Current protein language models (pLMs) lack a systematic, large-scale benchmark specifically designed for viral proteins, hindering reliable evaluation of their performance in predicting mutational effects and informing antigen selection. To address this gap, this study introduces ViroGym—the first comprehensive benchmark encompassing diverse viruses and phenotypes, integrating 79 deep mutational scanning experiments and influenza neutralization data, along with a novel task for forecasting SARS-CoV-2 prevalent mutations. By aligning in vitro experimental measurements with pLM predictions, the work demonstrates that experimentally validated models can effectively anticipate real-world dominant viral variants. This framework offers a robust foundation for rational vaccine target selection and proactive pandemic forecasting.

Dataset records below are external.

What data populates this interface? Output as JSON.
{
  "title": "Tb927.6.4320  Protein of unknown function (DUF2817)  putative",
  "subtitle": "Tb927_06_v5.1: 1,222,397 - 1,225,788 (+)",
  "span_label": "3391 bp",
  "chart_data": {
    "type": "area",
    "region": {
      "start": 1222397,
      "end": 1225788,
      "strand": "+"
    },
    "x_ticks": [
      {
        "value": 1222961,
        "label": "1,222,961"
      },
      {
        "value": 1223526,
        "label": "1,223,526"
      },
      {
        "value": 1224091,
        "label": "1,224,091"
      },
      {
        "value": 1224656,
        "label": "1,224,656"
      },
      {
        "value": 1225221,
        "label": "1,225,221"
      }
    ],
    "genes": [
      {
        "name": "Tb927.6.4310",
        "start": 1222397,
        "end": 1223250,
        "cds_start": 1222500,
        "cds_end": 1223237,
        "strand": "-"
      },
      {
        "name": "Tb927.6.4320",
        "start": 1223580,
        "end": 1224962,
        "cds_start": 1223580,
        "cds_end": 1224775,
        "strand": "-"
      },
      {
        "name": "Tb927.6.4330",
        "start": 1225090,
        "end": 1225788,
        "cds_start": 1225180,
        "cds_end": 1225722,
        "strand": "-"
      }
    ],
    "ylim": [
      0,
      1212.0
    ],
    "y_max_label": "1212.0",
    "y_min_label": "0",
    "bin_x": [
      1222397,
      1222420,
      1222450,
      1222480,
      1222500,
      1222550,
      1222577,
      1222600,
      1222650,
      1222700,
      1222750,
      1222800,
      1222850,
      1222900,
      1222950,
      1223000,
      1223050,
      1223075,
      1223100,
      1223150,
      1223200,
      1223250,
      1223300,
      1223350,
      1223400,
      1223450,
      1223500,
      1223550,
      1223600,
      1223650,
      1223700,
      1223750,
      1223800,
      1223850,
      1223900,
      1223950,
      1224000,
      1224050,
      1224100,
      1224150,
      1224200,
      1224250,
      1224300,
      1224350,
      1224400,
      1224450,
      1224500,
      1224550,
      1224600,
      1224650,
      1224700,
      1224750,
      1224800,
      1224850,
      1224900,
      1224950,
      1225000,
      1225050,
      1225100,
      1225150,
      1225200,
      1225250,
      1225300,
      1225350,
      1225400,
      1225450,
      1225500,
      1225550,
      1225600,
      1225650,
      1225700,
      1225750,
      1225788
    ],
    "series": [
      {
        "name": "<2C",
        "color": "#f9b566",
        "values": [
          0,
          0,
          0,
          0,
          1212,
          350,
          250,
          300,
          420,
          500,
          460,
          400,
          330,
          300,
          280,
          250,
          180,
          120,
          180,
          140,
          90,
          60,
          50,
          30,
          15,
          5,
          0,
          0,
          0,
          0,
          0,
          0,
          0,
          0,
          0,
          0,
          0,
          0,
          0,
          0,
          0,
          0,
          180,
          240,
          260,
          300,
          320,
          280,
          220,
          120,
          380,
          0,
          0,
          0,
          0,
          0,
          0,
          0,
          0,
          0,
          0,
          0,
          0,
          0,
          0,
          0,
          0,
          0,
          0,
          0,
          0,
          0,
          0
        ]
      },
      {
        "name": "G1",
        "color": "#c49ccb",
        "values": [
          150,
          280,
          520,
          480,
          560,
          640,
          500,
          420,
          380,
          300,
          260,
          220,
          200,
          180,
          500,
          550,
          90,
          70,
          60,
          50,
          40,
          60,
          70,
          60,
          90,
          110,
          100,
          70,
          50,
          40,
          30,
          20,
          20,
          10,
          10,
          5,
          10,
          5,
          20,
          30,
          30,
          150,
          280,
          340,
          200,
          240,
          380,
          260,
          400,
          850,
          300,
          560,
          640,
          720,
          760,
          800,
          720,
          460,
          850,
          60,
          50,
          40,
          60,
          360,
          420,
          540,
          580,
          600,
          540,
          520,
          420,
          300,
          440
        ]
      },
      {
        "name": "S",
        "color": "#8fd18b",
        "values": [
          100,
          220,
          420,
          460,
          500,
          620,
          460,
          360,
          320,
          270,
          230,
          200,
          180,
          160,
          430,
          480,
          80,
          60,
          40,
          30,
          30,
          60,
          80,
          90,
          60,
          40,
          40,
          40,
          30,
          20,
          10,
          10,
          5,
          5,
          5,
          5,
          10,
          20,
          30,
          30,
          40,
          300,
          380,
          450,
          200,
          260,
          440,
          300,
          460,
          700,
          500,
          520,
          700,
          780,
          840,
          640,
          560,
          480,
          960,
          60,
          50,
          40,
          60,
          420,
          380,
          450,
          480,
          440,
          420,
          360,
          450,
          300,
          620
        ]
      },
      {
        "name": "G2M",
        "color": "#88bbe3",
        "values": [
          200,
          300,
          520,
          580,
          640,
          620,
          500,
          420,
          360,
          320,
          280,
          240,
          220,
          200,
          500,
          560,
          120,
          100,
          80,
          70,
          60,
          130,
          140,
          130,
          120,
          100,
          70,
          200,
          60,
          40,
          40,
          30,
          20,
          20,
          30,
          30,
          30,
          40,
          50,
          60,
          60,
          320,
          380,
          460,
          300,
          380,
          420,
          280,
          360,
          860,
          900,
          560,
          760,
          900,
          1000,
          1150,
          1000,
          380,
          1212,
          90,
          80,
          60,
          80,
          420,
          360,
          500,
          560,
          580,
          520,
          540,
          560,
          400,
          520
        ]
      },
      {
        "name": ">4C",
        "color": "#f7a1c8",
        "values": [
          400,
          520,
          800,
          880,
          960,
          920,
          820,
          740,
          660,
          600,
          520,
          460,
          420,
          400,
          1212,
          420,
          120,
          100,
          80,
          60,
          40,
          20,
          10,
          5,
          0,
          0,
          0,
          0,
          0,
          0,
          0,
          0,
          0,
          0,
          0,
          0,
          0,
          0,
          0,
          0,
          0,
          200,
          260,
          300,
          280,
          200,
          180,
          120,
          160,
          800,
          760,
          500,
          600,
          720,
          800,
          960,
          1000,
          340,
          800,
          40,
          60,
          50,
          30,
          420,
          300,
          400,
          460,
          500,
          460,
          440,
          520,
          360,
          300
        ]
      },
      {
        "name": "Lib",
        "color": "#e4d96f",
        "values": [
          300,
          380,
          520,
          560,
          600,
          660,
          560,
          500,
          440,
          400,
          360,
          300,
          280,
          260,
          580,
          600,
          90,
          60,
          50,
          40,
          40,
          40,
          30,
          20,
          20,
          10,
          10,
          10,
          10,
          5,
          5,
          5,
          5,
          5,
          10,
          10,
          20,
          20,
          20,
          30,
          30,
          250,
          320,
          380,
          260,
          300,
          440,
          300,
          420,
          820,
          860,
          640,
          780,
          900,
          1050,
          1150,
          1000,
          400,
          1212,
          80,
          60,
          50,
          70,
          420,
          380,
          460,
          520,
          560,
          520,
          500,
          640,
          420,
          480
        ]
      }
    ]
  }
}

Protein language models (pLMs) have shown strong potential in prediction of the functional effects of missense variants in zero-shot settings. Despite this progress, benchmarking pLMs for viral proteins remains limited and systematic strategies for integrating in silico metrics with in vitro validation to guide antigen and target selection are underdeveloped. Here, we introduce ViroGym, a comprehensive benchmark designed to evaluate variant effect prediction in viral proteins and to facilitate selecting rational antigen candidates. We curated 79 deep mutational scanning (DMS) assays encompassing eukaryotic viruses, collectively comprising 552,937 mutated amino acid sequences across 7 distinct phenotypic readouts, and 21 influenza virus neutralisation tasks and a real-world predictive task for SARS-CoV-2. We benchmark well-established pLMs on fitness landscapes, antigenic diversity, and pandemic forecasting to provide a framework for vaccine selection, and show that pLMs selected using in vitro experimental data excel at predicting dominant circulating mutations in real world.